One of the main goals of science is to investigate the relationship between different things, so we can predict their future evolution and better understand our reality.
The relationship between education level and income. Math exam results and hours studied. Interest rates and housing starts.
These things can be independent of each other and have no relationship between them. Or they can be deterministic.
Deterministic means there’s a perfect relationship between the pair of variables. 100% of the time one goes up, the other goes up/down in the same proportion.
Most of the variables we study will fall somewhere in the middle.
These relationships can involve two types of data:
- Quantitative (numerical): Represents numbers, counts, and frequencies. For example income, population, GDP, and stock prices.
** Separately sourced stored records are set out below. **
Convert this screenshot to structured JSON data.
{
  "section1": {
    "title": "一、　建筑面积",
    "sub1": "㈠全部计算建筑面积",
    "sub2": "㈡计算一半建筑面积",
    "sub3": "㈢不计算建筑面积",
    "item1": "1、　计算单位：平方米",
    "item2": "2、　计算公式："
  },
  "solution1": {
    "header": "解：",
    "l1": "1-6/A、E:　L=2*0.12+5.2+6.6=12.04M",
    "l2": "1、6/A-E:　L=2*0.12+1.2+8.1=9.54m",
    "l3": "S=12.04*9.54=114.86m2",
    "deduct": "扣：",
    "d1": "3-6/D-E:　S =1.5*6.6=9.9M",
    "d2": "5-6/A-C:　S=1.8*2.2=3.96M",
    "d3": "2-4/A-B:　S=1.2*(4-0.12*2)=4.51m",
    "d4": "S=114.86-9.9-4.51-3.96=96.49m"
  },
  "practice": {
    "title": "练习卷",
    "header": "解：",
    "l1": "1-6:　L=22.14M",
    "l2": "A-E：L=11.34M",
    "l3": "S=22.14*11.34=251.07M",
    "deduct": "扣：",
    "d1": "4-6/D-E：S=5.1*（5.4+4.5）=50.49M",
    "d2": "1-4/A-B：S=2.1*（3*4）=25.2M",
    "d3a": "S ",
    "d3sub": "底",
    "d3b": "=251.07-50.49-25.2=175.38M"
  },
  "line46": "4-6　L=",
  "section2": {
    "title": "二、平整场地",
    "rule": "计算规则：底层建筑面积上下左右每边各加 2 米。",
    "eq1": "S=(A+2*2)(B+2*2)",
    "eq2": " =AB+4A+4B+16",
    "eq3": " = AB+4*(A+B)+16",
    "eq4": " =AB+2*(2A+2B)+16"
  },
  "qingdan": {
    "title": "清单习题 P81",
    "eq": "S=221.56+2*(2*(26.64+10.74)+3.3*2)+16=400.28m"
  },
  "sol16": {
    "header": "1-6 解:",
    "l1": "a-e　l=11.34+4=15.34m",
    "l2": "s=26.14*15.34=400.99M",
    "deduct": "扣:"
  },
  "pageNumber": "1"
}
These data sets involve cross-sectional and time series data.
- Qualitative (categorical): Represents qualities and characteristics. For example, male or female, married or single, religion, and qualifications.
When relationships involve quantitative data, you can use statistical tools like Correlation Analysis and Regression Analysis to analyze and measure said relationship.
Correlation quantifies the relationship between two variables. It tells you how strong is their connection.
Simple correlation is the relationship between two variables.
Multiple correlation is the relationship between at least three variables.
The scatter plot is a graphical representation that helps you analyze correlation (and regression).
It works by plotting all the points of observed data on a graph. With that, you usually try to find the line that better represents all of those points.
For example, a straight line means a linear relationship. (More on this later.)
It’s an indicator of the intensity of the relationship, but it doesn’t offer an exact measure for the degree of linear association between variables. To get that we use:
Covariance tells you the direction of a relationship between two variables. In which direction does one variable move given the other moved as well?
A positive covariance means the variables move together. A negative covariance means they move inversely.
However, it’s not always the best tool to use. Why? Because it is influenced by the units of measurement of the variables.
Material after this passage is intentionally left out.